Beyond the demonstration approach described above, the project aimed at the capacity building of the Greek Forest Services, in order to early detect and appropriately respond to the impacts of climate change at the forests of their competence. In this framework, “Guidelines for the adaptation of forest management to climate change in Greece” have been published and a two-day Training Seminar regarding forest management and climate change impacts has been held for the personnel of Forest Services.
The main outputs of the project were new or revised, officially approved Forest Management Plans (FMPs) for four Greek forest ecosystems, which include adaptation measures to climate change. The implementation of these measures in the following years is guaranteed, as FMPs are mandatory tools, indicating the management practices to be applied.

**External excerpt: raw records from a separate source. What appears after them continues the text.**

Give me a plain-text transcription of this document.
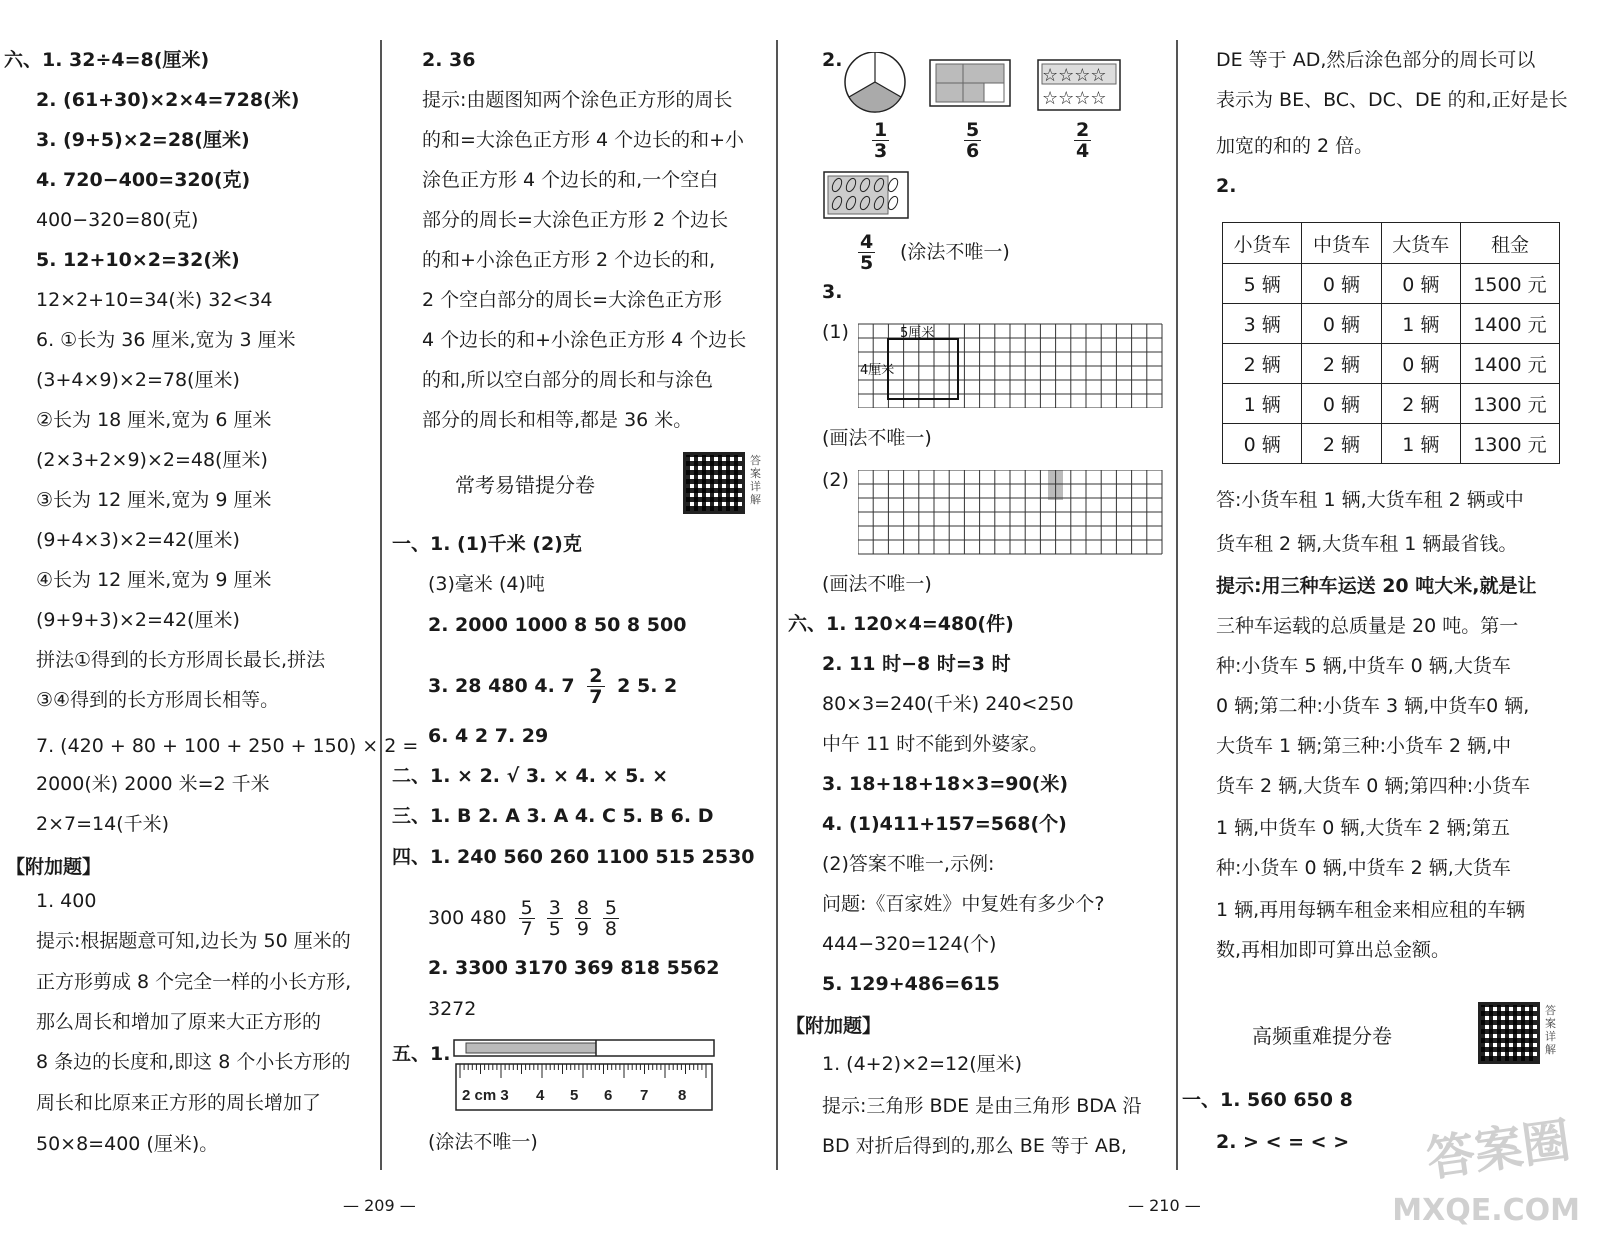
六、1. 32÷4=8(厘米)
2. (61+30)×2×4=728(米)
3. (9+5)×2=28(厘米)
4. 720−400=320(克)
400−320=80(克)
5. 12+10×2=32(米)
12×2+10=34(米) 32<34
6. ①长为 36 厘米,宽为 3 厘米
(3+4×9)×2=78(厘米)
②长为 18 厘米,宽为 6 厘米
(2×3+2×9)×2=48(厘米)
③长为 12 厘米,宽为 9 厘米
(9+4×3)×2=42(厘米)
④长为 12 厘米,宽为 9 厘米
(9+9+3)×2=42(厘米)
拼法①得到的长方形周长最长,拼法
③④得到的长方形周长相等。
7. (420 + 80 + 100 + 250 + 150) × 2 =
2000(米) 2000 米=2 千米
2×7=14(千米)
【附加题】
1. 400
提示:根据题意可知,边长为 50 厘米的
正方形剪成 8 个完全一样的小长方形,
那么周长和增加了原来大正方形的
8 条边的长度和,即这 8 个小长方形的
周长和比原来正方形的周长增加了
50×8=400 (厘米)。
2. 36
提示:由题图知两个涂色正方形的周长
的和=大涂色正方形 4 个边长的和+小
涂色正方形 4 个边长的和,一个空白
部分的周长=大涂色正方形 2 个边长
的和+小涂色正方形 2 个边长的和,
2 个空白部分的周长=大涂色正方形
4 个边长的和+小涂色正方形 4 个边长
的和,所以空白部分的周长和与涂色
部分的周长和相等,都是 36 米。
常考易错提分卷
答案详解
一、1. (1)千米 (2)克
(3)毫米 (4)吨
2. 2000 1000 8 50 8 500
3. 28 480 4. $7 \frac{2}{7} 2$ 5. 2
6. 4 2 7. 29
二、1. × 2. √ 3. × 4. × 5. ×
三、1. B 2. A 3. A 4. C 5. B 6. D
四、1. 240 560 260 1100 515 2530
300 $480 \frac{5}{7} \frac{3}{5} \frac{8}{9} \frac{5}{8}$
2. 3300 3170 369 818 5562
3272
五、1.
2 cm 3 4 5 6 7 8
(涂法不唯一)
— 209 —
2.
☆☆☆☆
☆☆☆☆
$\frac{1}{3}$	$\frac{5}{6}$	$\frac{2}{4}$
$\frac{4}{5}$ (涂法不唯一)
3.
(1)	5厘米
4厘米
(画法不唯一)
(2)
(画法不唯一)
六、1. 120×4=480(件)
2. 11 时−8 时=3 时
80×3=240(千米) 240<250
中午 11 时不能到外婆家。
3. 18+18+18×3=90(米)
4. (1)411+157=568(个)
(2)答案不唯一,示例:
问题:《百家姓》中复姓有多少个?
444−320=124(个)
5. 129+486=615
【附加题】
1. (4+2)×2=12(厘米)
提示:三角形 BDE 是由三角形 BDA 沿
BD 对折后得到的,那么 BE 等于 AB,
— 210 —
DE 等于 AD,然后涂色部分的周长可以
表示为 BE、BC、DC、DE 的和,正好是长
加宽的和的 2 倍。
2.
小货车	中货车	大货车	租金
5 辆	0 辆	0 辆	1500 元
3 辆	0 辆	1 辆	1400 元
2 辆	2 辆	0 辆	1400 元
1 辆	0 辆	2 辆	1300 元
0 辆	2 辆	1 辆	1300 元
答:小货车租 1 辆,大货车租 2 辆或中
货车租 2 辆,大货车租 1 辆最省钱。
提示:用三种车运送 20 吨大米,就是让
三种车运载的总质量是 20 吨。第一
种:小货车 5 辆,中货车 0 辆,大货车
0 辆;第二种:小货车 3 辆,中货车0 辆,
大货车 1 辆;第三种:小货车 2 辆,中
货车 2 辆,大货车 0 辆;第四种:小货车
1 辆,中货车 0 辆,大货车 2 辆;第五
种:小货车 0 辆,中货车 2 辆,大货车
1 辆,再用每辆车租金来相应租的车辆
数,再相加即可算出总金额。
高频重难提分卷
答案详解
一、1. 560 650 8
2. > < = < > 答案圈
MXQE.COM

In addition, the establishment of the monitoring program (sampling plots, meteorological stations and field equipment) was of major importance, as data from these plots will be used to assess the measures’ success and to track the evolution of the observed phenomena.
Regarding the enhancement of the adaptive capacity of the Forest Services’ personnel, the main outputs have been the Training Seminar and the Guidelines on how to adapt forest management to climate change.
The approach demonstrated in the framework of the project, regarding the adaptation of forest management to climate change, can be replicated in other Greek or even Mediterranean forest ecosystems. Indicative of the replication potential of the project has been the statement by the Deputy Minister on the International Day of Forests 2015, in which the project LIFE+ AdaptFor is considered as “the inaugural effort of the FS to meet the challenge of climate change, while developing synergies with other EU policies such as the conservation of biodiversity”.